長崎市の歌人、前川明人さん(93)が第9歌集「頓着」(本阿弥書店)を出版した。歌歴70年以上で紡がれる骨太で味わい深い約400首。中でも脳裏に焼きついて離れないという76年前の長崎の「あの日」を詠んだ歌々が、争いが絶えない今の世のありようを静かに問い掛ける。
1928年同市で生まれ、幼少期は東中町(現・上町)や浜口町、大橋町など市内を転々とした。山里小を卒業後は当時麹屋町にあった長崎逓信講習所に入学。戦時中で、小学校を卒業後は兵隊の道に進む人も多かったが、同講習所の難試験を突破し、電報の送受信を担う電信員を目指した。
郵便や電信の法規を学び、受信したモールス符号の「トンツー」音を聞いてタイプライターで文字にするなどの訓練に励んだ。
44年4月から長崎本博多郵便局(現・万才町)に勤務。45年6月に通信書記補に任官し、責任ある立場になった。当時17歳。高台にある大きな2階建ての局舎で、胸に付けた緑色のバッジを誇らしく思いながら働いた。
電話よりも電報が普及した時代で、戦時下ということもあり利用者が多かったという。私信よりも三菱造船所や三菱長崎製鋼所などから船の進水や機材に関する緊急の官報が増え、多忙を極めた。

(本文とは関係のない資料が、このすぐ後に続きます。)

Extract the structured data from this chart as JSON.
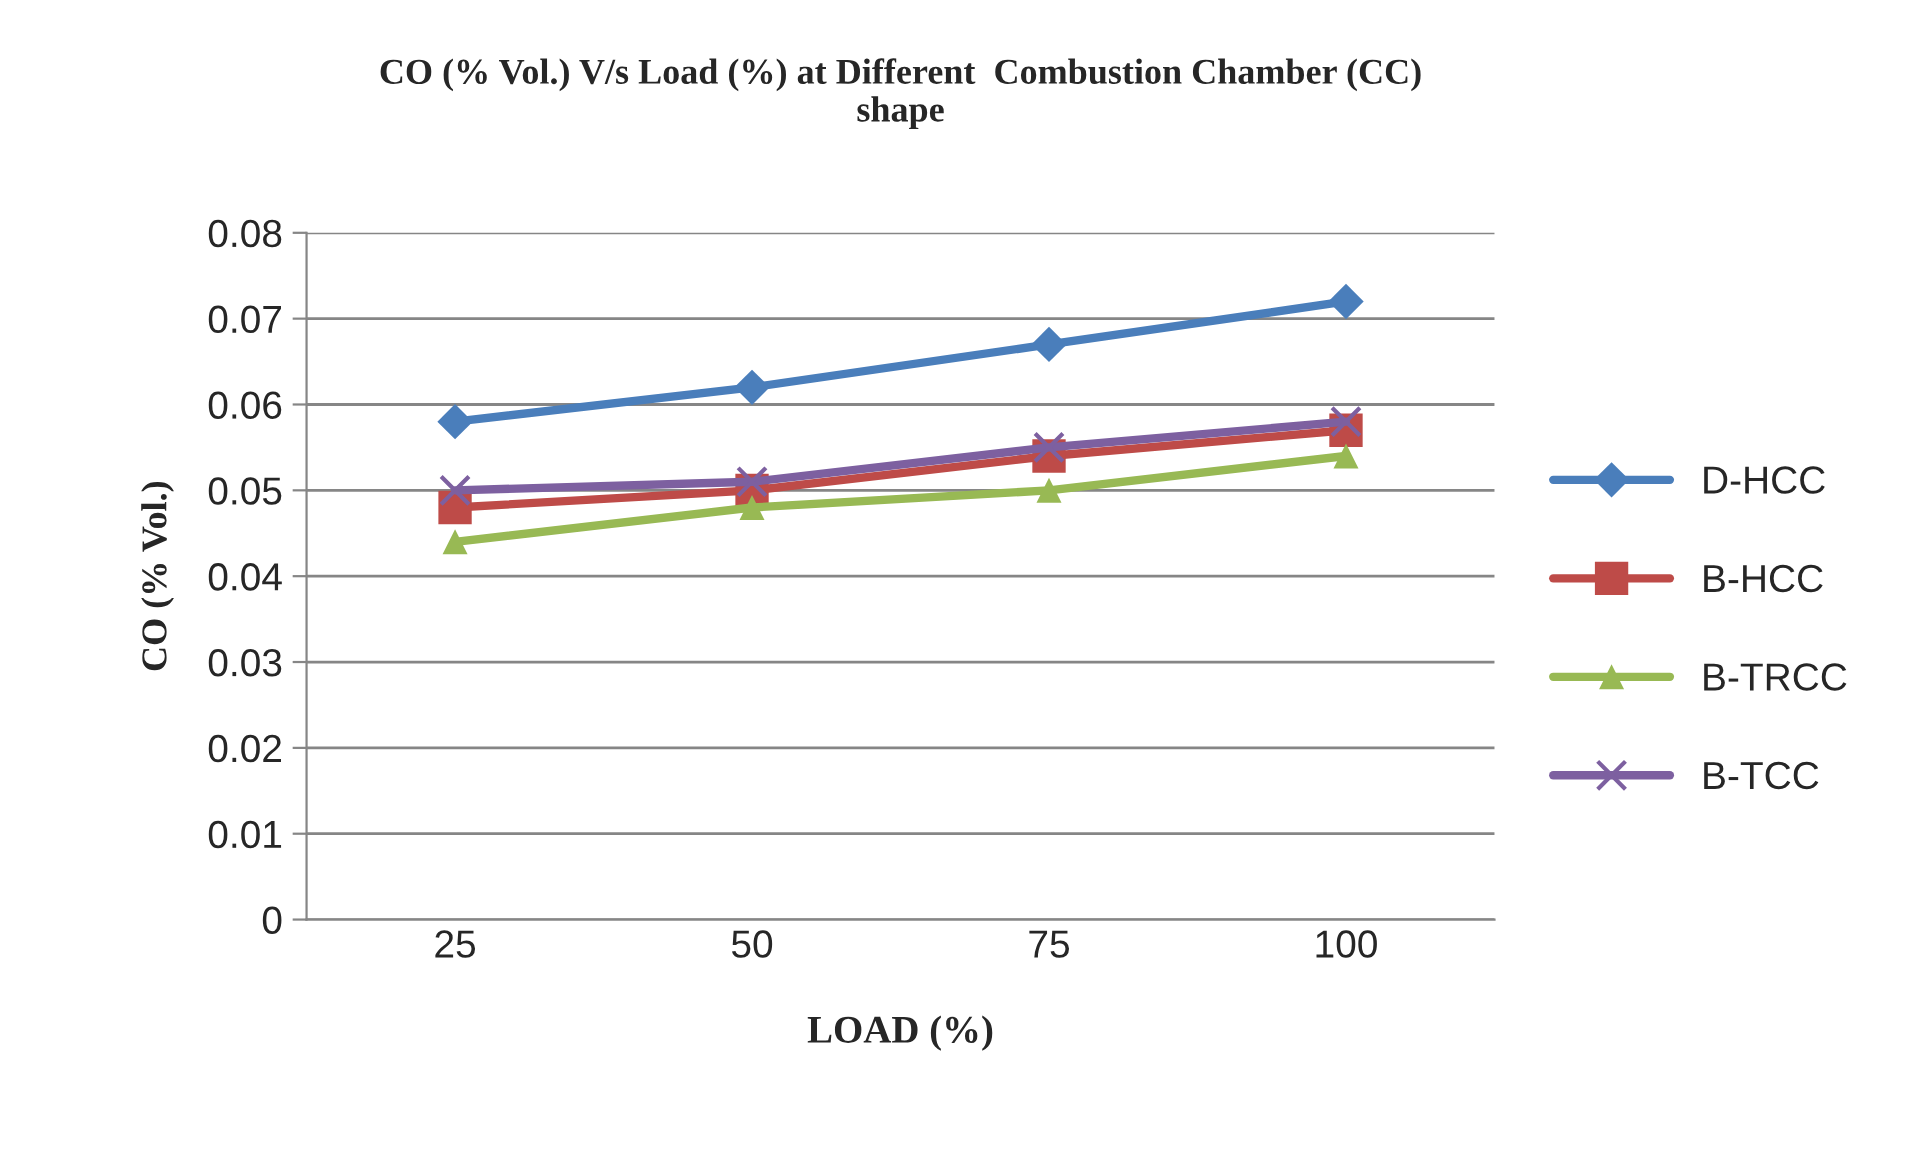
{
  "chart_data": {
    "type": "line",
    "title": "CO (% Vol.) V/s Load (%) at Different  Combustion Chamber (CC)\nshape",
    "xlabel": "LOAD (%)",
    "ylabel": "CO (% Vol.)",
    "categories": [
      "25",
      "50",
      "75",
      "100"
    ],
    "series": [
      {
        "name": "D-HCC",
        "color": "#4a7ebb",
        "marker": "diamond",
        "values": [
          0.058,
          0.062,
          0.067,
          0.072
        ]
      },
      {
        "name": "B-HCC",
        "color": "#be4b48",
        "marker": "square",
        "values": [
          0.048,
          0.05,
          0.054,
          0.057
        ]
      },
      {
        "name": "B-TRCC",
        "color": "#98b954",
        "marker": "triangle",
        "values": [
          0.044,
          0.048,
          0.05,
          0.054
        ]
      },
      {
        "name": "B-TCC",
        "color": "#7d60a0",
        "marker": "cross",
        "values": [
          0.05,
          0.051,
          0.055,
          0.058
        ]
      }
    ],
    "ylim": [
      0,
      0.08
    ],
    "yticks": [
      {
        "value": 0,
        "label": "0"
      },
      {
        "value": 0.01,
        "label": "0.01"
      },
      {
        "value": 0.02,
        "label": "0.02"
      },
      {
        "value": 0.03,
        "label": "0.03"
      },
      {
        "value": 0.04,
        "label": "0.04"
      },
      {
        "value": 0.05,
        "label": "0.05"
      },
      {
        "value": 0.06,
        "label": "0.06"
      },
      {
        "value": 0.07,
        "label": "0.07"
      },
      {
        "value": 0.08,
        "label": "0.08"
      }
    ],
    "grid": "y",
    "legend": "right",
    "line_style": "solid"
  }
}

不恰好な防毒面かぶり し日もありき勝つため だったか死ぬためだったか
探照灯狂いたるごと交 差して敵機をついに捉 えし夢見き
戦局が厳しさを増すと長崎もたびたび空襲に見舞われるようになった。空襲警報が鳴れば夜中でも鉄かぶとを頭にかぶり、足にはゲートルを巻いて、大浦・日の出町の自宅から同局まで走った。大事な電信の機械を守るという一心だった。
「どうせ戦争で死ぬ、長崎もいつか壊滅するだろうと言って、戦争に志願して行く同僚も多かった。19歳になったら召集ですから、それよりも早く軍に入って階級が上がりたいというのがある。(郵便局に)残った方が大変だと思っていましたね」
「赤い背中」の写真を 国連で掲げたる被爆者 谷口も遂に果てたり
電報配達の詰所に坐り いし谷口を見たりしは 原爆の前日だった
同局には原爆で背中に重い火傷を負った被爆者の谷口稜曄(すみてる)さん(故人)も配達員として勤務していた。原爆投下の前日、電信係の隣の部屋で座っていた姿が印象に残っている。「その頃、彼は16歳。本当にあどけない、かわいらしい少年だった」
長崎に原爆が投下された8月9日は、午前7時に出勤し、1階の電信受付窓口にいた。タイプライターで打たれた原稿に間違いがないかを検査して、配達へ回す作業に忙殺されていた。
午前11時2分、辺りがぱっと光って、間もなく強烈な衝撃に襲われた。